The Joppa Farm Road sign was erected near where Perrone lives, he noted, but in addition to having a board for Guthrie's campaign, it also had one for fellow Democrat and council colleague, Mary Ann Lisanti, who is running for House of Delegates in the southern Harford District 34.
"Who has the most to gain from it?" Guthrie asked.
Perrone said he talked with Guthrie several weekends ago and noted Guthrie had a sign cut up on the ground near Perrone's property, before it disappeared.
"I don't deface property," Perrone said, adding he does not know anyone who could have done such a thing.
Perrone also said he has lost a few of his own small signs so far.
"I'm worried about my signs going down," he said.
Art Helton, a Democrat who lost to Del Mary-Dulany James in the primary for the State Senate in District 34, said 40 or 50 of his large signs stolen during the election.
"This is the worst I have seen," Helton, who has run for office numerous times, said.
He noted many large signs, especially along Route 40, were not just missing but had been replaced with his opponent's signs.
In Edgewood, one sign had been in a frame along with a sign for Steve Johnson, who ran for the House of Delegates with Helton but who also lost in the primary. Helton said the frame was left alone.
After Johnson raised the issue, the sign was replaced the next day, he said.
"I think I was targeted more than anyone else I saw," Helton said. "I have no doubt that I was specifically targeted. I never saw anything quite like that."

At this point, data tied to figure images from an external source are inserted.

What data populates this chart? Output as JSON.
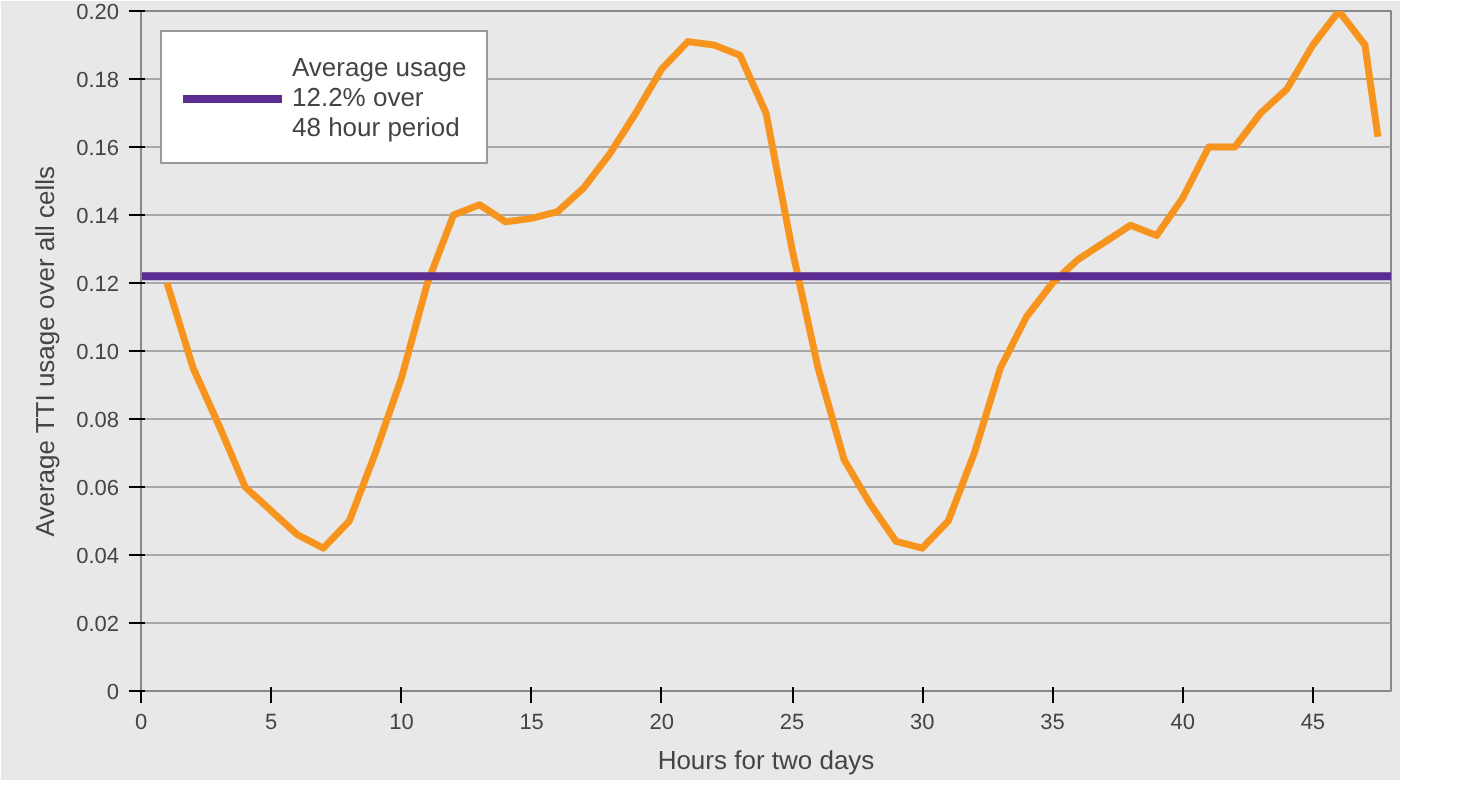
{
  "chart_data": {
    "type": "line",
    "xlabel": "Hours for two days",
    "ylabel": "Average TTI usage over all cells",
    "xlim": [
      0,
      48
    ],
    "xticks": [
      0,
      5,
      10,
      15,
      20,
      25,
      30,
      35,
      40,
      45
    ],
    "ylim": [
      0,
      0.2
    ],
    "yticks": [
      0,
      {
        "value": 0.02,
        "label": "0.02"
      },
      {
        "value": 0.04,
        "label": "0.04"
      },
      {
        "value": 0.06,
        "label": "0.06"
      },
      {
        "value": 0.08,
        "label": "0.08"
      },
      {
        "value": 0.1,
        "label": "0.10"
      },
      {
        "value": 0.12,
        "label": "0.12"
      },
      {
        "value": 0.14,
        "label": "0.14"
      },
      {
        "value": 0.16,
        "label": "0.16"
      },
      {
        "value": 0.18,
        "label": "0.18"
      },
      {
        "value": 0.2,
        "label": "0.20"
      }
    ],
    "grid": "y",
    "legend": "top left",
    "series": [
      {
        "color": "#f7941d",
        "x": [
          1,
          2,
          3,
          4,
          5,
          6,
          7,
          8,
          9,
          10,
          11,
          12,
          13,
          14,
          15,
          16,
          17,
          18,
          19,
          20,
          21,
          22,
          23,
          24,
          25,
          26,
          27,
          28,
          29,
          30,
          31,
          32,
          33,
          34,
          35,
          36,
          37,
          38,
          39,
          40,
          41,
          42,
          43,
          44,
          45,
          46,
          47,
          47.5
        ],
        "values": [
          0.12,
          0.095,
          0.078,
          0.06,
          0.053,
          0.046,
          0.042,
          0.05,
          0.07,
          0.092,
          0.12,
          0.14,
          0.143,
          0.138,
          0.139,
          0.141,
          0.148,
          0.158,
          0.17,
          0.183,
          0.191,
          0.19,
          0.187,
          0.17,
          0.13,
          0.095,
          0.068,
          0.055,
          0.044,
          0.042,
          0.05,
          0.07,
          0.095,
          0.11,
          0.12,
          0.127,
          0.132,
          0.137,
          0.134,
          0.145,
          0.16,
          0.16,
          0.17,
          0.177,
          0.19,
          0.2,
          0.19,
          0.163
        ]
      },
      {
        "name": "Average usage\n12.2% over\n48 hour period",
        "color": "#5b2c91",
        "x": [
          0,
          48
        ],
        "values": [
          0.122,
          0.122
        ]
      }
    ]
  }
}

Helton said the election seemed especially lacking in politeness, and "there does not seem to be any political courtesy."
Some of he large signs were less illuminated and perhaps more prone to theft, he said. But they also were staked down with iron posts and braces, among other things.
Helton first complained about thefts on his Facebook page on June 18.
"Just got a call," he posted on the social media site. "Witness and photograph of theft of my large campaign sign at corner of Lewis Lane and US 40. I've lost several hundred signs[...] What dirty tricks and illegal activity."
Though the Sheriff's Office and municipal law enforcement officials have not reported any great uptick in campaign sign thefts, several complaints have been made in recent months regarding damaged signs.
Guthrie, for one, said he does not see any solution except continuing to replace the signs.
"I don't know what else to do except put a camera on them," he said.
Helton said he did not think the sign thefts contributed to his losing the campaign.
"I doubt it," he said Thursday. "That is not why I lost it."
He wrote on Facebook that "the African American turnout was awful" and, "in the Democratic primary, not one woman lost unless challenged by another woman."
Guthrie, however, thinks the thefts "certainly" could have some impact on his race, which won't be settled until November.
"Whoever is taking them thinks so, or they wouldn't be taking them," he noted.